Friday, February 11, 2011

Now With 100% more Swamp Imagery!

I have nothing original to say.

I don’t even have an original way to say what’s been said before.

I look for answers and find none. I desperately cling to the scraps of experience I’ve endured, hoping to glean a life lesson, morality tale, or epiphany in anything I do. I don’t do much. I understand nothing; sometimes I trick myself into believing I do. I don’t.

I am not unique. I’m not bad or good, I’m not the smartest or the stupidest, I don’t know great suffering and haven’t tasted glory. I’ve chosen comfort over meaning. I think about meaning, idly, while I lounge and recline. I think about it just enough to make me sick. No great passion burns within. I know I will make it to tomorrow. I always have before. I’ll make it to the day after that too. I will try to make it as painless for myself as possible. I suspect there must be more to life than avoiding pain, but the secret hasn’t fallen into my lap.

I’m sinking into a swamp of failure. My head barely bobs above the putrid bog of mediocrity. I lack the energy to keep myself afloat; I’m just waiting for the scum and frog piss to fill my lungs. I think about reaching for a log, but the filth is warm. I can sink below the algae and rot here forever. I don’t even know enough about swamps to use this metaphor.

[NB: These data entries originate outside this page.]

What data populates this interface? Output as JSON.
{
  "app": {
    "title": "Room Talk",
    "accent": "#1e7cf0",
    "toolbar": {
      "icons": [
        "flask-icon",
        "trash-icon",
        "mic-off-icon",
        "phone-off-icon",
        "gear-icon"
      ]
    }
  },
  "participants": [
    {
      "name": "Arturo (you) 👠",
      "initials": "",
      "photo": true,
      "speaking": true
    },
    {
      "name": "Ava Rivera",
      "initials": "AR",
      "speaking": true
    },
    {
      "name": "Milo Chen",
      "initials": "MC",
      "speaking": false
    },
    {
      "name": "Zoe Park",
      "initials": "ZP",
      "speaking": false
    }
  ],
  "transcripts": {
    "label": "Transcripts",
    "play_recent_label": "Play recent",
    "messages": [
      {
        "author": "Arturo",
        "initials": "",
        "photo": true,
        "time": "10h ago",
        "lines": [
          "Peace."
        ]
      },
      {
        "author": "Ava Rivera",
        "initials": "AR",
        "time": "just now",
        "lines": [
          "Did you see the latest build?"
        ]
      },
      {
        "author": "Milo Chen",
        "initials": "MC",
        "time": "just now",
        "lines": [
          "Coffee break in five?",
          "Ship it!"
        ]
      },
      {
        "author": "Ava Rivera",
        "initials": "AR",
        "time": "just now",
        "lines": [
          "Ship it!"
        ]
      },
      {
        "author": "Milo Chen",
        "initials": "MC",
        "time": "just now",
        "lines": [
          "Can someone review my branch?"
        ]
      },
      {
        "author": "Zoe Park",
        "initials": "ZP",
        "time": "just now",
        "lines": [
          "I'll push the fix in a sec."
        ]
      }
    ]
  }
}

This is the part where I’m supposed to discover some fundamental truth about myself or the universe. That part isn’t going to come. I’m not unique.

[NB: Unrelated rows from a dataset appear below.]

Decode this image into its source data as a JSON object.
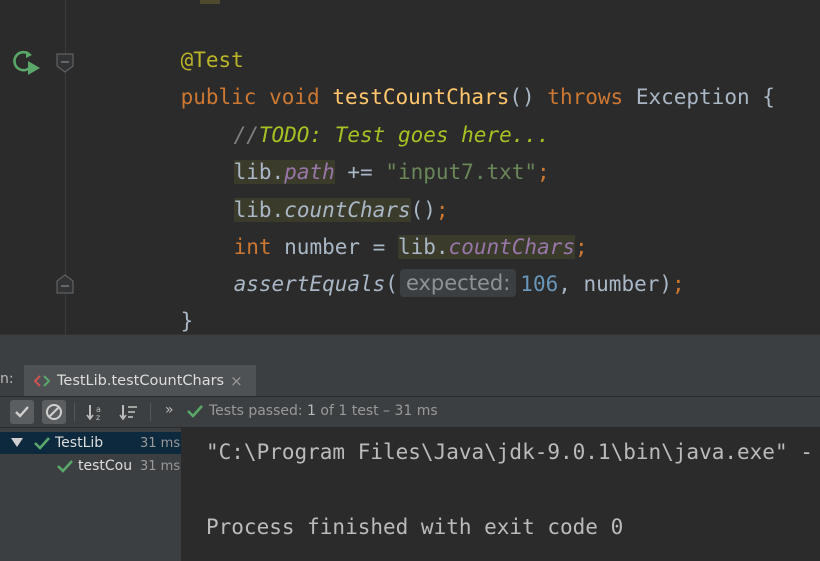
{
  "editor": {
    "annotation": "@Test",
    "signature": {
      "kw_public": "public",
      "kw_void": "void",
      "method_name": "testCountChars",
      "parens": "()",
      "kw_throws": "throws",
      "exception": "Exception",
      "brace_open": "{"
    },
    "comment": {
      "slashes": "//",
      "todo_text": "TODO: Test goes here..."
    },
    "line_path": {
      "obj": "lib",
      "dot": ".",
      "field": "path",
      "op": " += ",
      "string": "\"input7.txt\"",
      "semi": ";"
    },
    "line_call": {
      "obj": "lib",
      "dot": ".",
      "method": "countChars",
      "parens": "()",
      "semi": ";"
    },
    "line_assign": {
      "type": "int",
      "var": " number = ",
      "obj": "lib",
      "dot": ".",
      "field": "countChars",
      "semi": ";"
    },
    "line_assert": {
      "method": "assertEquals",
      "paren_open": "(",
      "hint": "expected:",
      "number": "106",
      "rest": ", number)",
      "semi": ";"
    },
    "brace_close": "}"
  },
  "run_panel": {
    "tab_prefix": "n:",
    "tab_label": "TestLib.testCountChars",
    "tab_close": "×",
    "more": "»",
    "status": {
      "prefix": "Tests passed: ",
      "count": "1",
      "of": " of 1 test – 31 ms"
    },
    "tree": {
      "root": {
        "label": "TestLib",
        "time": "31 ms"
      },
      "child": {
        "label": "testCou",
        "time": "31 ms"
      }
    },
    "console": {
      "line1": "\"C:\\Program Files\\Java\\jdk-9.0.1\\bin\\java.exe\" -",
      "line2": "Process finished with exit code 0"
    }
  },
  "colors": {
    "editor_bg": "#2b2b2b",
    "panel_bg": "#3c3f41",
    "keyword": "#cc7832",
    "method": "#ffc66d",
    "string": "#6a8759",
    "number": "#6897bb",
    "todo": "#a8c023",
    "field": "#9876aa",
    "pass_green": "#59a869"
  },
  "icons": [
    "run-test-icon",
    "fold-icon",
    "test-arrows-icon",
    "close-icon",
    "check-icon",
    "stop-icon",
    "sort-alpha-icon",
    "sort-duration-icon",
    "expand-tree-icon",
    "chevron-double-icon",
    "pass-check-icon"
  ]
}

I don’t want to drown in my metaphorical swamp, but I think I might anyway. I want answers. I want purpose. I don’t know yet if I’m willing to do what it takes to find them. I don’t know what I could possibly do. Comfort is alluring. It’s more than most get. I may die of comfort. I don’t think I want to though.

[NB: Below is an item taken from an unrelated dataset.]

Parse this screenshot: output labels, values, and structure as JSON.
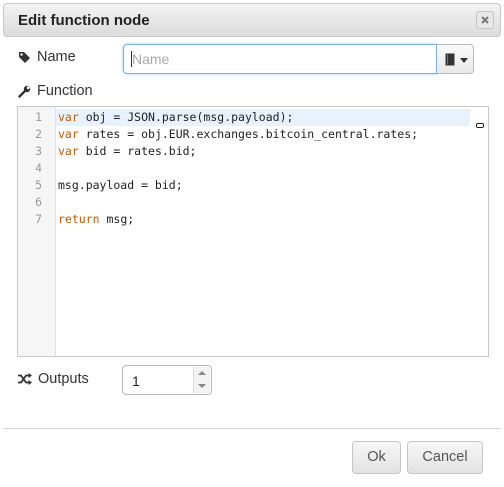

Am I willing to turn idle thoughts into grueling action? Or can I quell these silly thoughts of something more with enough distractions?

Will I ever have anything original to say?

Will anyone care to hear it?

I think it’s up to me. Nothing terrifies me more, creeping chillingly at the edge of my comfort, than that thought. It’s up to me. Am I capable? Am I willing? I’ll try to be. I’ll try to try to be.